By Marjorie Nesin
---- — Cape Ann Farmers Market will usher in the start of summer just a day before the solstice when it opens Thursday for its seventh year.
The market, which will host even more vendors this year than last, will occupy Stage Fort Park every Thursday through Oct. 10 between 3 and 6:30 p.m., with farmers, cheese makers, other local food producers and a few crafters manning tents and carts, according to organizer Nicole Bogin.
“It’s definitely bigger, our biggest market yet,” Bogin said. “Our focus is on food, nutrition, fitness, education and conservation, but we also do have some crafters.”
The market began with seven vendors seven years ago, grew to 15 when based at Harbor Loop, and then three years ago, a big move to Stage Fort Park expanded the entire market.
This year will see up to 59 vendors at the park on Thursdays, with some of the vendors only setting up every other week or once a month, and others coming each Thursday. Fifteen of those vendors are new this year.
Vendors at the market are all based within a 100-mile radius of Gloucester.
The market’s offerings include smoked and cured fish, a local seafood stand, Lebanese breads, cheeses, wines, micro greens, and dehydrated vegetables, to name some of the newcomers. These vendors will sell alongside with the farmers, the kids tent and the local musicians that customers have grown to expect.
“Now that we’re at Stage Fort Park and we’re really nice and established, we’re really starting to see the audience broadening,” Bogin said.
With the sprouting of more vendors and the location change, said Bogin, the farmers market began seeing more tourists plan a visit to the market into their Cape Ann vacations, but also observed Cape Ann residents becoming regulars.
“We’ve grown in terms of our customer base in Gloucester and it’s not just the diehard foodies anymore, but people who are interested in having broader access to local foods and more choices,” Bogin said.
The Cape Ann Farmers Market accepts EBT, SNAP, WIC and senior farmers market coupons.
While the majority of vendors sell from home or work from their farms and “very few” have actual storefronts, Bogin said, some do set up shops at other markets across the state and New England.
With farmers markets sprouting up in Rockport and Essex this weekend, Bogin said she is pleased to see the popularity and increased availability of locally grown foods.
“We’re all here to support each other. The more farmers markets the better, the more access to local foods the better,” Bogin said.
And that sense of camaraderie exists within the Cape Ann Farmers Market, too. Though the market hosts at least three farmers as vendors, Alprilla Farm vendor Noah Kellerman said everyone helps each other out.
“We’re a pretty friendly bunch. Even though we are sometimes in competition with one another, it’s a pretty cooperative atmosphere,” Kellerman said.

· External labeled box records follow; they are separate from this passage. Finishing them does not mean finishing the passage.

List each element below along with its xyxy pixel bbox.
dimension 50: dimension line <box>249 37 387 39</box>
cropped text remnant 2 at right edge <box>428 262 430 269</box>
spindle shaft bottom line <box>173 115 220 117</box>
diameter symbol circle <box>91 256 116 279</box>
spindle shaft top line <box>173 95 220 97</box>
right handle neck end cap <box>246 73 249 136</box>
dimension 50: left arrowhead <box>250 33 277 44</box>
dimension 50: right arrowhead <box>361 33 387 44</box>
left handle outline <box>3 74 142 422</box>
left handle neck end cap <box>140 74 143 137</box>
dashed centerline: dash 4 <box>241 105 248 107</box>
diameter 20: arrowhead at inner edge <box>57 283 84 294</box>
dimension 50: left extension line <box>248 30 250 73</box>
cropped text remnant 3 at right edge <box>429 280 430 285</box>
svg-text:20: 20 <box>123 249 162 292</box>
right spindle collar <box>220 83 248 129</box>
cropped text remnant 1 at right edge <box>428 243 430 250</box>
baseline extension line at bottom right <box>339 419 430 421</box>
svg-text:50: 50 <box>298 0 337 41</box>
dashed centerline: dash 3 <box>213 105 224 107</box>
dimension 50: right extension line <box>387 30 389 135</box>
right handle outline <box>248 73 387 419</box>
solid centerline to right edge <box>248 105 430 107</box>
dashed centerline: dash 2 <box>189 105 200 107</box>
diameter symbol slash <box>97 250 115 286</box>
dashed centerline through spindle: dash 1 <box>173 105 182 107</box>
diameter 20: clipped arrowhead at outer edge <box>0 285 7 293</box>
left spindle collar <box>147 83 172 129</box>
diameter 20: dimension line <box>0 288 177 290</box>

If Kellerman sells all of his radishes, for example, he will send customers over to another of the farmers’ stands for those.
Kellerman likes to pop over to the A&J Bakers stand, as the bakers out of Salem sell tasty sticky buns and fresh bread.
And, there is more than one stand to visit to buy spread for a bread, but Jack Arlon Foods joins the circuit of vendors this year with various flavors of jam and jelly. Kate Esty, the chef turned jam maker, sells her jams and jellies — including tomato chutney, habanero marmalade and blueberry relish — out of some of Cape Ann’s stores, and will work a stand at the market every other Thursday.
Kellerman’s Alprilla Farm first set up its stand at Cape Ann Farmers Market in 2009, then took a year off, but has been back every year since the 2011 season.
“It’s fun to just see so many people excited about good food,” Kellerman said. “We see lots of neighbors and friends, and make new friends.”